A TURMA DA SECRETARIA DA EDUCAÇÃO DE PAULISTA (1), QUE
CONTA COM O REFORÇO DE UMA CONSULTORIA EXTERNA; A FAMÍLIA DE JONILDA (2); UMA
DAS AULAS DE REFORÇO, GRATUITAS, NA SUA SALA DE ESTAR (3); O CARRO DE JONILDA,
ADESIVADO COM FOTOS DOS PRÊMIOS ENTREGUES A WANDERSON PELA PRESIDENTE DILMA
(4); WANDERSON, ESTUDANDO (5); O PÁTIO DA ESCOLA DE JONILDA (6); MIRIAM,
THAÍSSA, JOÃO PEDRO, LAURA E DANIELLY, OS MEDALHISTAS DE OURO DE 2012 (7)

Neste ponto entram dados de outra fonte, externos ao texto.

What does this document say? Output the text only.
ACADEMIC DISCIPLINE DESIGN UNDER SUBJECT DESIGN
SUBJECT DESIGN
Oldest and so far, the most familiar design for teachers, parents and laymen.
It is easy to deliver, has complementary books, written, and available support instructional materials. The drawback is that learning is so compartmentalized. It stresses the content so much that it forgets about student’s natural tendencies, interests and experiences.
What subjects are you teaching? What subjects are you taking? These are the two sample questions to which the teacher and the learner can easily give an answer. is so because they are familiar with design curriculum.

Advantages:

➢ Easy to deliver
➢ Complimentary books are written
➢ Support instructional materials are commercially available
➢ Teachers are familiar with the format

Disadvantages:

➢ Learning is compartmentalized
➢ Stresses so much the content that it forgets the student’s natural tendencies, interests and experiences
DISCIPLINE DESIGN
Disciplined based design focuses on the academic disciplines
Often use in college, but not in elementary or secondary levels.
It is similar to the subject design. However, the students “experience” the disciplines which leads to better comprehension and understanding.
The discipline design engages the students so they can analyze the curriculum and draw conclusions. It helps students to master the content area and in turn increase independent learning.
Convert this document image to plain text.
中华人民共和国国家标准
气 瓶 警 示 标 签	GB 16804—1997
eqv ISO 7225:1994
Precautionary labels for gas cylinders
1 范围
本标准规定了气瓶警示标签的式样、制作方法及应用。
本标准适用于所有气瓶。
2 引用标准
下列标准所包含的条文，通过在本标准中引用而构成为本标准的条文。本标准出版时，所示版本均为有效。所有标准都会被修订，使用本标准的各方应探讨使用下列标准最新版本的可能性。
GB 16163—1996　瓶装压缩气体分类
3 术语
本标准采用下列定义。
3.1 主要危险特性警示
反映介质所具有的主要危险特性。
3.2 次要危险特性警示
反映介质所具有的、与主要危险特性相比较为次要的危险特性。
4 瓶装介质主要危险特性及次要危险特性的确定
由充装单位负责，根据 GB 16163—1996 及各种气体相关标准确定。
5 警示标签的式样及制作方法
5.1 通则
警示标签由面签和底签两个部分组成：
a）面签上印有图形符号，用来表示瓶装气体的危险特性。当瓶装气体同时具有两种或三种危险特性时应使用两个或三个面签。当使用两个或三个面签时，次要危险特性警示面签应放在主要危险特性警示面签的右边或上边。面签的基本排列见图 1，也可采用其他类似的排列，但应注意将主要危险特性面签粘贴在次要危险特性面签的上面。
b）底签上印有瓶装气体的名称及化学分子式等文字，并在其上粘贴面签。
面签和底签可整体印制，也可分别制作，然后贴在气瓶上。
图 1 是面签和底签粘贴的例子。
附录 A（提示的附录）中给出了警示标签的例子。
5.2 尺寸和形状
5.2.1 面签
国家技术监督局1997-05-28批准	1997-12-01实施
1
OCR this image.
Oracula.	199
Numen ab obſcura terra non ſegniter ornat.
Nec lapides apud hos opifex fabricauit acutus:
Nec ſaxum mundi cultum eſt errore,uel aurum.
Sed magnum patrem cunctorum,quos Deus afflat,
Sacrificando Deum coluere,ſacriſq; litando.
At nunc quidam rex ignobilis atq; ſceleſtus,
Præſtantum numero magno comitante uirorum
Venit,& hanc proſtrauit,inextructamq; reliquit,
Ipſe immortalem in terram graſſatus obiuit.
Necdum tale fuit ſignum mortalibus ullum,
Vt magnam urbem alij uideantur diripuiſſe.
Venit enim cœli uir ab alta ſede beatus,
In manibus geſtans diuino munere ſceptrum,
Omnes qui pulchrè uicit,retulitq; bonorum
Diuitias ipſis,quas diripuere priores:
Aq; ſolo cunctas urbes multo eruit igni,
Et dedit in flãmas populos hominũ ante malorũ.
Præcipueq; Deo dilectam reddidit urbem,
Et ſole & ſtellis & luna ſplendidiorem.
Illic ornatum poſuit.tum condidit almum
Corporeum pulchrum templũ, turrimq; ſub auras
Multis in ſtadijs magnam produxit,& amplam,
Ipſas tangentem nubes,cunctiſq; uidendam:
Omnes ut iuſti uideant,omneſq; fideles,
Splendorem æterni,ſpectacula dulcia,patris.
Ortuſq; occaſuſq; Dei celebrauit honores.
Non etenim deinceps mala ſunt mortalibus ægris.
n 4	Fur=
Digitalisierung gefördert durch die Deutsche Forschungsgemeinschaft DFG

(FOTO: MANOEL MARQUES NETO)
A força
Esforço
é outra palavra-chave do bê-á-bá de Jonilda. “Ela não se atém à rotina e isso a
torna especial”, afirma José de Arimatéia Fernandes, professor do Departamento
de Matemática da Universidade Federal de Campina Grande (UFCG) e coordenador da
olimpíada na Paraíba. Jonilda ganha R$ 1,2 mil como professora, por 30 horas de
aula semanais. Para complementar o salário, toca um pequeno negócio de
fotografias para eventos. Seu marido, Geraldo, é dono de uma oficina para
motos.
O
orçamento familiar é apertado. Ainda assim, ela não cobra nada por aulas de
reforço de matemática, que oferece para as crianças classificadas na segunda
fase da olimpíada. Essas lições complementares são ministradas todas as noites,
entre 19 e 21 horas, na casa de Jonilda. Este ano, participaram 18 garotos e
garotas, dos quais 13 foram premiados, quatro com medalha de ouro. Em um espaço
exíguo, o grupo se acomoda em mesas cedidas por comerciantes da vizinhança.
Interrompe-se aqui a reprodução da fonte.